A 1.5 hour drive from Edinburgh to Ardrossan and a ferry ride just under one hour, this was our simplest and definitely least stressful island journey yet.
From a quick look on the internet, there didn’t seem to be a clear consensus on whether to tackle the route clockwise or anti-clockwise. Heavy rain was forecast for early evening so we decided to do the short cycle north from Brodick to Lochranza (14 miles) on the Saturday afternoon and get our tents pitched before the heavens opened, saving the long cycle for the Sunday when the glorious sunshine (and wind) was forecast.
We made it about a mile before our first stop at Arran Aromatics and the cafe for lunch. The route wasn’t too strenuous apart from the Boguillie climb before descending into Lochranza.
We had a quick stop at the Arran distillery for coffee and cake and then got our midge protection on for pitching the tents. With no wind, they were fierce. This photo is the campsite toilet midge invasion.
We had dinner and sampled some Arran whisky at the Lochranza Inn (plenty of veggie options which was a bonus).

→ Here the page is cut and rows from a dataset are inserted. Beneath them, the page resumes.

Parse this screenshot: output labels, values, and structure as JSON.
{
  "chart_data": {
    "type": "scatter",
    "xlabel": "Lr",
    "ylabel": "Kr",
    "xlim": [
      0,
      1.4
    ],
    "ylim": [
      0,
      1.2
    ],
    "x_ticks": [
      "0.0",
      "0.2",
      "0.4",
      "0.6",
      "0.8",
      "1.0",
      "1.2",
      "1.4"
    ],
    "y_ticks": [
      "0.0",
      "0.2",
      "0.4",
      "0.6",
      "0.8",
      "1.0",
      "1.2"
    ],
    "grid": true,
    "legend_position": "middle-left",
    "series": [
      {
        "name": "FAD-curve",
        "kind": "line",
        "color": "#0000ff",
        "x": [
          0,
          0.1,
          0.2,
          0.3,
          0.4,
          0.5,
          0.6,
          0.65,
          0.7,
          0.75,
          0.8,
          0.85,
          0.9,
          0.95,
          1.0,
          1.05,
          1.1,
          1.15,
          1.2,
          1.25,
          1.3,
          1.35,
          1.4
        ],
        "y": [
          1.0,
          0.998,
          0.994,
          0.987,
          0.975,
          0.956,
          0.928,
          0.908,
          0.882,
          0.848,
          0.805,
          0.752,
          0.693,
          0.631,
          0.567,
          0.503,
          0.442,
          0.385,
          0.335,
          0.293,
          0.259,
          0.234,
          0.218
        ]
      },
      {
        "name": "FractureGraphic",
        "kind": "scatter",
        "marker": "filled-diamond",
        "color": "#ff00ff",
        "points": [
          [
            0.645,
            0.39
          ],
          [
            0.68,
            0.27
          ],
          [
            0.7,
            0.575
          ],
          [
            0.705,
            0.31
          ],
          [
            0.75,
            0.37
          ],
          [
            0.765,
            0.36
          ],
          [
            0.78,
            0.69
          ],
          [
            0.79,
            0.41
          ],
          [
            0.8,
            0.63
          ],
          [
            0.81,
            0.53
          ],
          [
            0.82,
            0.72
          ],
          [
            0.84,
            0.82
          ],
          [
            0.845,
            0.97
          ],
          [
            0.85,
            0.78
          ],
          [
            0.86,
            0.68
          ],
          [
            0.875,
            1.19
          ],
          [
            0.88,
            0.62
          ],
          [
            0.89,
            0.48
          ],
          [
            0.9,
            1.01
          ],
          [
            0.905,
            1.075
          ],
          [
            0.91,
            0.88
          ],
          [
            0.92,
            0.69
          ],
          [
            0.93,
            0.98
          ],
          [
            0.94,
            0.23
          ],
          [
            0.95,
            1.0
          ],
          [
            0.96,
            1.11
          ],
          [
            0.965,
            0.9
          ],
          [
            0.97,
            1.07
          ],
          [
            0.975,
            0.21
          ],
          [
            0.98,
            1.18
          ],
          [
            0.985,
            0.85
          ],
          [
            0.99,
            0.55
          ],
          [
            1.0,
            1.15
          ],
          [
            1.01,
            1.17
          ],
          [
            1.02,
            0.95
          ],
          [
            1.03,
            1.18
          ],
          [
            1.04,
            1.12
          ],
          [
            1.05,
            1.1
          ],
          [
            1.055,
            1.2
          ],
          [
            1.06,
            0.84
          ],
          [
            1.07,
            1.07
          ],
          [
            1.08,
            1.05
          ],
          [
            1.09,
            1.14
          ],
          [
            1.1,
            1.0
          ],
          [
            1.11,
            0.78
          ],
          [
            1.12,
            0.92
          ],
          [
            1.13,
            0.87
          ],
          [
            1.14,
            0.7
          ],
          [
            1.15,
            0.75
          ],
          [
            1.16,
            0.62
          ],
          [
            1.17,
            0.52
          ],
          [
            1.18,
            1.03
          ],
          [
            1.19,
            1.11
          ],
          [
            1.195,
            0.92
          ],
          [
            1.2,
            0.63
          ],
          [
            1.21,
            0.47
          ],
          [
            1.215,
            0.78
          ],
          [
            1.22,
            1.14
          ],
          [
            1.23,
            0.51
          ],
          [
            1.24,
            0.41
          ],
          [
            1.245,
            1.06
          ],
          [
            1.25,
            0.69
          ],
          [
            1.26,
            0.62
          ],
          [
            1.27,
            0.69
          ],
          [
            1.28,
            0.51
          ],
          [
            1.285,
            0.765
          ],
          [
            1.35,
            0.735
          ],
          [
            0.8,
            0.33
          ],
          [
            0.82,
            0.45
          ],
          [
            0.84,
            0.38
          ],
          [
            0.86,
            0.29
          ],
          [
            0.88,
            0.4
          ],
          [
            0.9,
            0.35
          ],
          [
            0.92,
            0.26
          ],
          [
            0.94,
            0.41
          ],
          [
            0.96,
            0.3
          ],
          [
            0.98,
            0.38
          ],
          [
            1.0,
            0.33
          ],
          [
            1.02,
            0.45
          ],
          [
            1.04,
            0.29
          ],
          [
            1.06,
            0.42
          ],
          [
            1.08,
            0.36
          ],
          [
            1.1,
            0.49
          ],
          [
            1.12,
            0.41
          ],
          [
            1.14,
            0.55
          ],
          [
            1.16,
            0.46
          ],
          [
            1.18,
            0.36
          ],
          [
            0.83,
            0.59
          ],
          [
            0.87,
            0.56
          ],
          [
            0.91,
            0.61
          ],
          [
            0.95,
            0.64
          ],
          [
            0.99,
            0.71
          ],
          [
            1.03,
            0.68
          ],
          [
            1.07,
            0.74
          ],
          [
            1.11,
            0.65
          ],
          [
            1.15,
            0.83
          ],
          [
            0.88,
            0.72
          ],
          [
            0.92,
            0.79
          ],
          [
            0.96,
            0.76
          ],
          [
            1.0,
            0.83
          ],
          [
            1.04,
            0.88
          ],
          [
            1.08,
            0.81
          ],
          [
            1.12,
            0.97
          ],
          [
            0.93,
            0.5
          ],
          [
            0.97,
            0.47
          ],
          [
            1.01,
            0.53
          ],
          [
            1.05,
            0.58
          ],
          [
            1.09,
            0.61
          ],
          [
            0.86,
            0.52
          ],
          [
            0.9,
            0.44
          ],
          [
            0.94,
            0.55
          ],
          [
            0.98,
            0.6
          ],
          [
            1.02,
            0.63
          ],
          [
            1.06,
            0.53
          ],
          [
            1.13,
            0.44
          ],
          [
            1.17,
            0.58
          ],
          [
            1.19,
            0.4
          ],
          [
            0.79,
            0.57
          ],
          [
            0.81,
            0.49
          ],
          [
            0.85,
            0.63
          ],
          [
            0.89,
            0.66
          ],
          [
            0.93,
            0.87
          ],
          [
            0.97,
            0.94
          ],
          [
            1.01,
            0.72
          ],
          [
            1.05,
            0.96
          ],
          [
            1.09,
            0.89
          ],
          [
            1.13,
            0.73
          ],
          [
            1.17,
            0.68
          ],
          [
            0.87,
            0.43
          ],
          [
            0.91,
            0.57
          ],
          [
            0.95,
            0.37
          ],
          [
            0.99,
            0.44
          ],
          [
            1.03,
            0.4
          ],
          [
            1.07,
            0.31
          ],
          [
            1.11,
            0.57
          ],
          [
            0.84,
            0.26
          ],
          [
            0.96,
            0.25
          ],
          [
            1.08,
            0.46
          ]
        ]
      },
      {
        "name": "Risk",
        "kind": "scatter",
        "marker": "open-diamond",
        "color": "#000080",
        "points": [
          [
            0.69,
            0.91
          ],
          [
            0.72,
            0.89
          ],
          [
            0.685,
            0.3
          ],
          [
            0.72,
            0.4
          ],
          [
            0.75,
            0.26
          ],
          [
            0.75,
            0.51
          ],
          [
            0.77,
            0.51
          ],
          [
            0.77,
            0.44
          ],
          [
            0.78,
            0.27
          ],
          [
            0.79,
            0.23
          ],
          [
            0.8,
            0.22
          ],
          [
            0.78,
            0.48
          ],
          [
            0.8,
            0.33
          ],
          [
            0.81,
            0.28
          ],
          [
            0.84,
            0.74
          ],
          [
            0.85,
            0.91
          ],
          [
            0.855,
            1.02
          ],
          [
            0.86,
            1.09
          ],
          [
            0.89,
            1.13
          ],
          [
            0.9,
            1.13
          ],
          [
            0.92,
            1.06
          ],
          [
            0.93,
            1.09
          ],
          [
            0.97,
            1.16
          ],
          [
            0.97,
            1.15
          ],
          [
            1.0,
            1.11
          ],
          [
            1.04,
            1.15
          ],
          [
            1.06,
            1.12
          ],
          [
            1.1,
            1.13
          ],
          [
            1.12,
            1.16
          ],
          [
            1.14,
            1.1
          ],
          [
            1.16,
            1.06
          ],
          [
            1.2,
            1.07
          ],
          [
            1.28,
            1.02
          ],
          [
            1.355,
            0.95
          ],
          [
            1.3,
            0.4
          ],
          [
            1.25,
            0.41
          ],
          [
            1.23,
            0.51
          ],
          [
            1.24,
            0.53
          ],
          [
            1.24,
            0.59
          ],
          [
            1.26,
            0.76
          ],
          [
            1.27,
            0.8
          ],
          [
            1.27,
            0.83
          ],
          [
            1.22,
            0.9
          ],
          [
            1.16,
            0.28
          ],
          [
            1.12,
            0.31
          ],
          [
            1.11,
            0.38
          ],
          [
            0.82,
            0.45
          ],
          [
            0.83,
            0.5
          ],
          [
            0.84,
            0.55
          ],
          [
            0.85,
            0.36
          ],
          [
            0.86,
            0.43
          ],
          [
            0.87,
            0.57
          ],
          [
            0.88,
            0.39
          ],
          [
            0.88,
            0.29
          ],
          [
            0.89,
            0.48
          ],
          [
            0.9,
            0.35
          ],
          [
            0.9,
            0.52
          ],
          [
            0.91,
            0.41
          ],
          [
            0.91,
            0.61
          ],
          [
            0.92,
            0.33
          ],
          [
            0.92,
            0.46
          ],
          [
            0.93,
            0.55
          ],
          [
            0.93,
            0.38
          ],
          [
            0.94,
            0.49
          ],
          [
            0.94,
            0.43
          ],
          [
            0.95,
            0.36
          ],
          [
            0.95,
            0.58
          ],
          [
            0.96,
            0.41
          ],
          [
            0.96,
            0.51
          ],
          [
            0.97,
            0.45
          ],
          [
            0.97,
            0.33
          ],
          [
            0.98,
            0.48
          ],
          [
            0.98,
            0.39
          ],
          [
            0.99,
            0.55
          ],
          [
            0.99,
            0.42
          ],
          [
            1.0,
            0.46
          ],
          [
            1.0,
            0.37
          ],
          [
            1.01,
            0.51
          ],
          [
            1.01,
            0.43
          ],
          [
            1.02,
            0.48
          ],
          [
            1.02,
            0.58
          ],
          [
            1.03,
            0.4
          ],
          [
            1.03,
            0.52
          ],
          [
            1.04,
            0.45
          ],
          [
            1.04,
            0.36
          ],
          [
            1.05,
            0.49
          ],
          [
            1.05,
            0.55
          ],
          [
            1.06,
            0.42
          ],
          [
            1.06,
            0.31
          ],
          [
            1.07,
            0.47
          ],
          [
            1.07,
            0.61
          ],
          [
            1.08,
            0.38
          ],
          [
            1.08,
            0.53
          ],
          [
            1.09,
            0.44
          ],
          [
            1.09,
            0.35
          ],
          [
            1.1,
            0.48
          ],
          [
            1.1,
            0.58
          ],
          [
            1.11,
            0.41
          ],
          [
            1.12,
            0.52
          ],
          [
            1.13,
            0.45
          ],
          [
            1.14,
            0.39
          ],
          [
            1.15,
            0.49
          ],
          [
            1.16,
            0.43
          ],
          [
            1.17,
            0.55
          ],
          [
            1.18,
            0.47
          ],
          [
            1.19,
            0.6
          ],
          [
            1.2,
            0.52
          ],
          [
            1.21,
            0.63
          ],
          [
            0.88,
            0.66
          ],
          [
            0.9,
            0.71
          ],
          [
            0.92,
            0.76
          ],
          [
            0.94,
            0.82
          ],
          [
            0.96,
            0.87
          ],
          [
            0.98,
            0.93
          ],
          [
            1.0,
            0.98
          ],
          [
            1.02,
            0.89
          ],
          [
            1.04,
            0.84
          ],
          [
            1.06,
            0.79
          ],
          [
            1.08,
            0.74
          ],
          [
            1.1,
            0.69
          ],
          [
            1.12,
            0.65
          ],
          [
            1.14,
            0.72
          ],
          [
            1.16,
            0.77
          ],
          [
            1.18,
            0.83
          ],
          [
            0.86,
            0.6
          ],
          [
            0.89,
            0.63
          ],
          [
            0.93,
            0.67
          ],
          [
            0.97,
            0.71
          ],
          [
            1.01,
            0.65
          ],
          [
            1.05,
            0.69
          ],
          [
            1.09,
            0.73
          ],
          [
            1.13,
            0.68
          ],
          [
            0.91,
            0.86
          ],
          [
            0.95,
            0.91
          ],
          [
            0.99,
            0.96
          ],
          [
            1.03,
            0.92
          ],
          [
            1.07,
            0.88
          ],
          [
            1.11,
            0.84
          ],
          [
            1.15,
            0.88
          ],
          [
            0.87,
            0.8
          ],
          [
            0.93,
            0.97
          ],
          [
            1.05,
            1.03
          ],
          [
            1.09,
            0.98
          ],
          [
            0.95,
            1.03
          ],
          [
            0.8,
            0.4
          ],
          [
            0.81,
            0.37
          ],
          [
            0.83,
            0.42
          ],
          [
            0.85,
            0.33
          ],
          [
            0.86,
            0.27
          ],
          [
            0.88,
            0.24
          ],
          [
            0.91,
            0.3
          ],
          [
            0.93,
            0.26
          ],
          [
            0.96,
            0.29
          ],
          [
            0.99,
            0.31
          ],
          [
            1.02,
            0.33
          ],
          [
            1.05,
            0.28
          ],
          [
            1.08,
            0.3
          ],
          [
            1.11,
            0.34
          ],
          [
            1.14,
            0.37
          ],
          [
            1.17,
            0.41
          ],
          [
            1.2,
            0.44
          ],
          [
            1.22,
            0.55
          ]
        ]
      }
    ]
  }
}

We woke to sunshine after a night of heavy rain
The road tracked the pebbly coast to Machrie Bay passing through lots of wee hamlets with quaint cottages and colourful gardens.
If anyone says Arran is flat it definitely isn’t! The section from Lagg back to Brodick had lots of steeps climbs and twisty fast descents.
A couple of miles before Brodick you are rewarded at the top of a climb with a vista of the mountains; a reason to come back.
We made it back with time for a quick drink before catching the last ferry. We’d had a strong head wind most of day and were a bit weary. My completely unfounded expectations of Arran were holiday parks, ice cream shops and swarms of day trippers. Instead, I’ve discovered it is a wee gem within easy reach of Edinbugh and there is still plenty exploring to do. Next time I’ll take my mountain bike and head for the mountains and in addition to finding some MTB trails, there’s a ridge that looks great.
Despite being so close to the mainland, Arran is no second best when it comes to rugged Scottish island appeal.